Perhaps this could be detected (either for the callsite, or the C function)? Default to not handing off, and switch to handing off immediately if some threshold is reached.
The impact of handing off for short lived calls is relatively large - really don't want to do it if it is unnecessary.
I think this is just an unintentional bug in our implementation. When a C program calls into Go, we have to acquire an M, which acquires a P. When we return to C, the standard entersyscall
marks the P as _Psyscall
and stores it in m.oldp
. Then because we are returning to C entirely, we release the M back to the needm
pool. It doesn't make much sense for a released M to still be referencing the old P. Sure, another call into Go could get the M back and then get the P back, but it might not even be the same thread.
My apologies, I think I misunderstood the code earlier. I agree with @prattmic that this is a bug that we should fix.

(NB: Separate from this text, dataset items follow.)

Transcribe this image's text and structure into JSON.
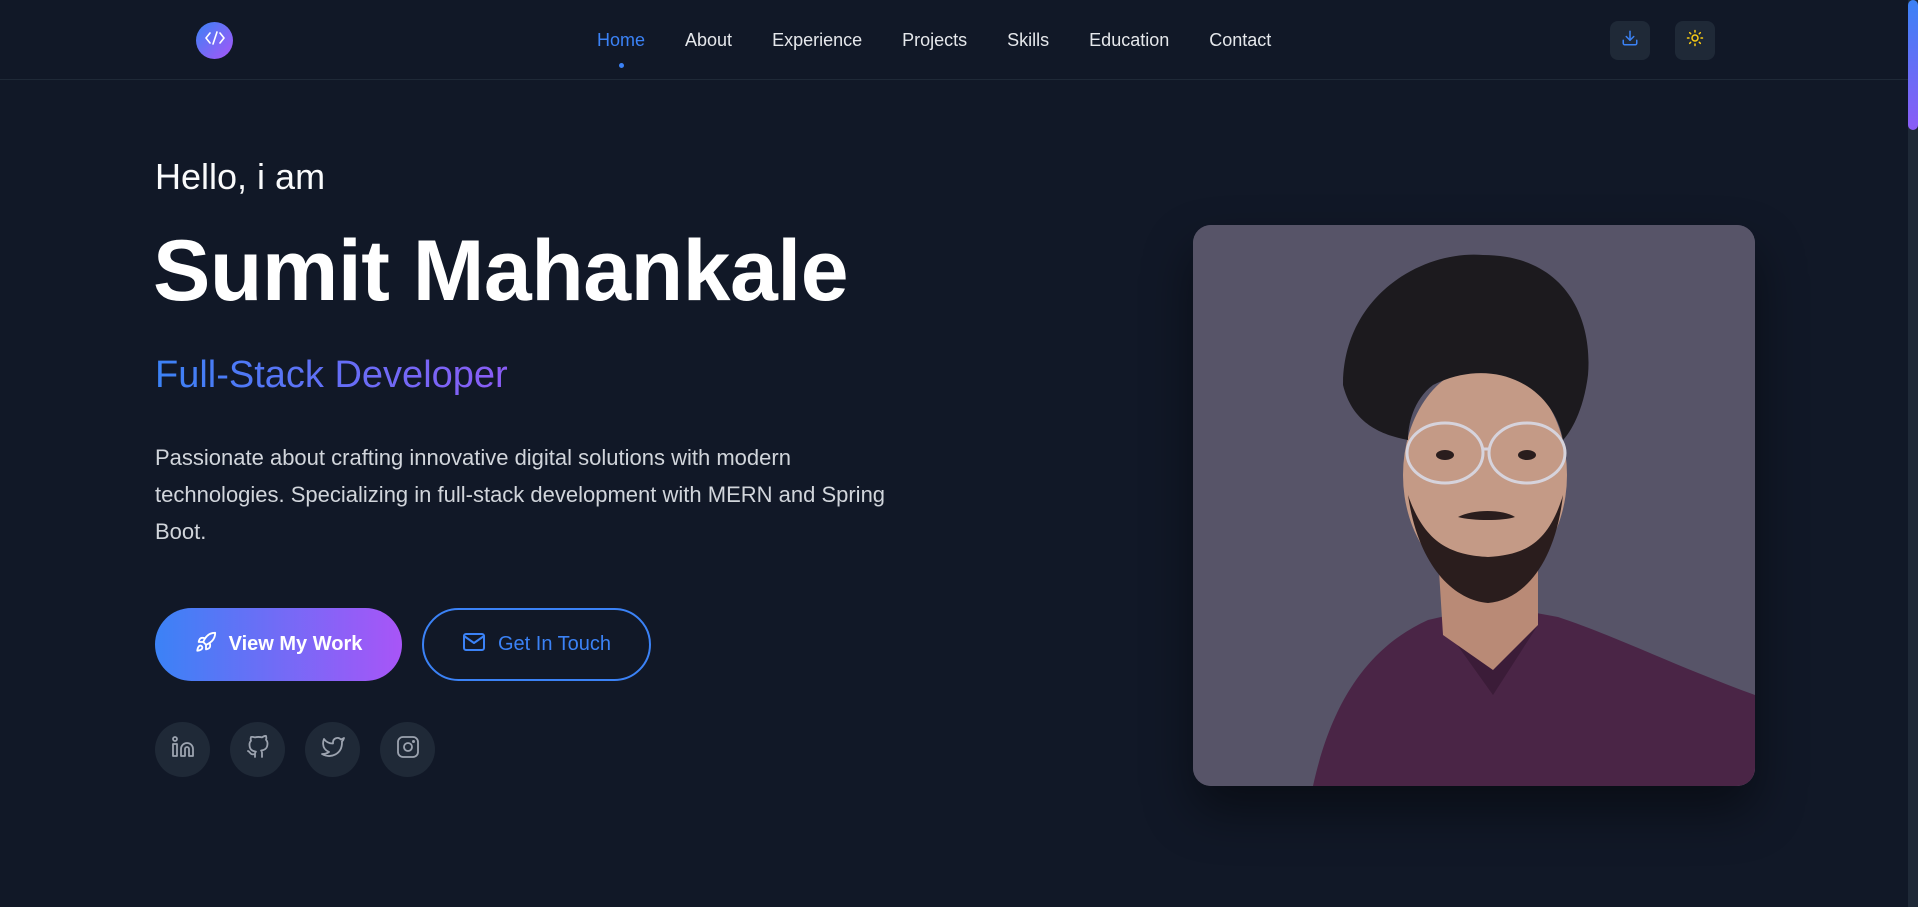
{
  "nav": {
    "logo_icon": "code-icon",
    "links": [
      {
        "label": "Home",
        "active": true
      },
      {
        "label": "About"
      },
      {
        "label": "Experience"
      },
      {
        "label": "Projects"
      },
      {
        "label": "Skills"
      },
      {
        "label": "Education"
      },
      {
        "label": "Contact"
      }
    ],
    "download_icon": "download-icon",
    "theme_icon": "sun-icon"
  },
  "hero": {
    "greeting": "Hello, i am",
    "name": "Sumit Mahankale",
    "role": "Full-Stack Developer",
    "description": "Passionate about crafting innovative digital solutions with modern technologies. Specializing in full-stack development with MERN and Spring Boot.",
    "primary_button": {
      "label": "View My Work",
      "icon": "rocket-icon"
    },
    "secondary_button": {
      "label": "Get In Touch",
      "icon": "mail-icon"
    },
    "socials": [
      "linkedin-icon",
      "github-icon",
      "twitter-icon",
      "instagram-icon"
    ]
  },
  "colors": {
    "background": "#111827",
    "accent": "#3b82f6",
    "accent_secondary": "#a855f7",
    "surface": "#1f2937"
  }
}
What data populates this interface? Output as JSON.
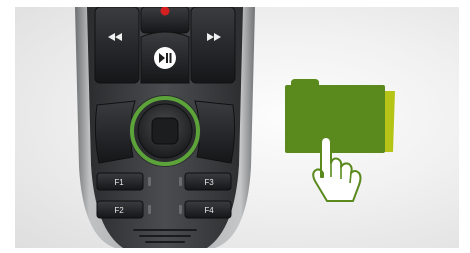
{
  "device": {
    "keys": {
      "rewind_icon": "rewind-icon",
      "fast_forward_icon": "fast-forward-icon",
      "play_pause_icon": "play-pause-icon",
      "f1_label": "F1",
      "f2_label": "F2",
      "f3_label": "F3",
      "f4_label": "F4"
    },
    "colors": {
      "body": "#3a3c3e",
      "frame": "#9a9c9e",
      "key": "#1f2123",
      "ring": "#5ca33a",
      "record_led": "#d42020"
    }
  },
  "folder": {
    "icon": "folder-icon",
    "pointer_icon": "hand-pointer-icon",
    "colors": {
      "front": "#5a8a1e",
      "back": "#b6c418",
      "hand_stroke": "#5a8a1e"
    }
  }
}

ok, do we have any idea on how to fix it? I can try to work it out in on the related cl. Maybe we should take different actions according to build-mode in reentersyscall
?
It's not a question of the buildmode, it's a question of whether a Go function is returning to a C function that was not called by a Go function. I think that the dropm
function can check m.oldp
. If it is still in _Psyscall
state, it can switch it to _Pidle
state and call handoffp
.
It's worth noting that https://go.dev/cl/392854 is touching some of this code as well.
Yeah, we'd better not add it to dropm
, dropm
will be skipped totally in CL 392854
I think it's better to check m.isextra
instead.